Maryland's legislators have slowly found ways to allow injured persons and insurance companies to put into evidence at trial, medical records and bills, without the presence of a medical expert in court. This has a number of beneficial effects including saving all sides a substantial amount of money.

Doctors prefer this too, as court appearances and videotaped depositions eat into their time seeing patients. Jurors often tell me that they wish they could see the injured parties' medical records so they could refer back to them when deliberating about such issues as the causal relationship between an accident and a particular symptom or treatment.

This would be great but the rule was really created for use in Maryland District Court where judges make the decisions and the damage award limit is $30,000.00. Periodically, insurance companies request jury trials on behalf of their insureds and jurors are permitted to utilize 10-104 to evaluate cases.

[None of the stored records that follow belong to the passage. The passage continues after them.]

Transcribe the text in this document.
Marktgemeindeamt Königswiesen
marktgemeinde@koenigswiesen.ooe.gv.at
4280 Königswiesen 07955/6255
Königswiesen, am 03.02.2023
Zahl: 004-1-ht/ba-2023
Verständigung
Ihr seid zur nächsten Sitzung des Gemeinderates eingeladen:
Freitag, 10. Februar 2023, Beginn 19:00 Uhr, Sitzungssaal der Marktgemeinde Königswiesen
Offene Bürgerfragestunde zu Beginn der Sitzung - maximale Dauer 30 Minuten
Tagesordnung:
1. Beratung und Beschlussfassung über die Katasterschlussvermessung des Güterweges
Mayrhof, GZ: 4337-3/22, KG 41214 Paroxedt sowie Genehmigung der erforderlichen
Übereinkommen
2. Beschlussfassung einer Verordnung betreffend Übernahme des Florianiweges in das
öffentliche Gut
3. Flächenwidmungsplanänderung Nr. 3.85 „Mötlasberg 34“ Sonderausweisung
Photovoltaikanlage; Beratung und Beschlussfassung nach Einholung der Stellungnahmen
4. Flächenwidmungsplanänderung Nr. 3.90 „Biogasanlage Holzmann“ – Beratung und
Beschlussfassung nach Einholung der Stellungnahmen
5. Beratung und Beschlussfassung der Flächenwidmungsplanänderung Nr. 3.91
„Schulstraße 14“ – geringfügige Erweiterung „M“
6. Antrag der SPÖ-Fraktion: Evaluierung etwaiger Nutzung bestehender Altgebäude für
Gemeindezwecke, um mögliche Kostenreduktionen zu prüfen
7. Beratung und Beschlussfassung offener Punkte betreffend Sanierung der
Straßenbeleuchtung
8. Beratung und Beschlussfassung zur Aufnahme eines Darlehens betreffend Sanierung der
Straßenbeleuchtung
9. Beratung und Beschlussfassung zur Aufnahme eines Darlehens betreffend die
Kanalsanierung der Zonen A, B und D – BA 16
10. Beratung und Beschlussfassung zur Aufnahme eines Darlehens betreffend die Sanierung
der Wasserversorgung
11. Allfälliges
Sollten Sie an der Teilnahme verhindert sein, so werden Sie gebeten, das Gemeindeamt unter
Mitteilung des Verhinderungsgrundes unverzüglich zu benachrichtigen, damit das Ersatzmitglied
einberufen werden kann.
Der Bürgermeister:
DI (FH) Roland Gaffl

These are however rare moments and the inevitable question is why can't this time and money saving provision be used in larger cases?

One supposes that the progenitors of this section of the Maryland Code had in mind solely the use of it in District Court cases where jury trials do not take place but predictably, jurors have ultimately been called upon to make use of it. So why not make use of it in Circuit Court in cases up to say, $100,000.00?

There is no body of outlandish verdicts by jurors in those few cases where it has been available and under the provision each side is given ample opportunity to submit their own expert opinion and supporting medical records.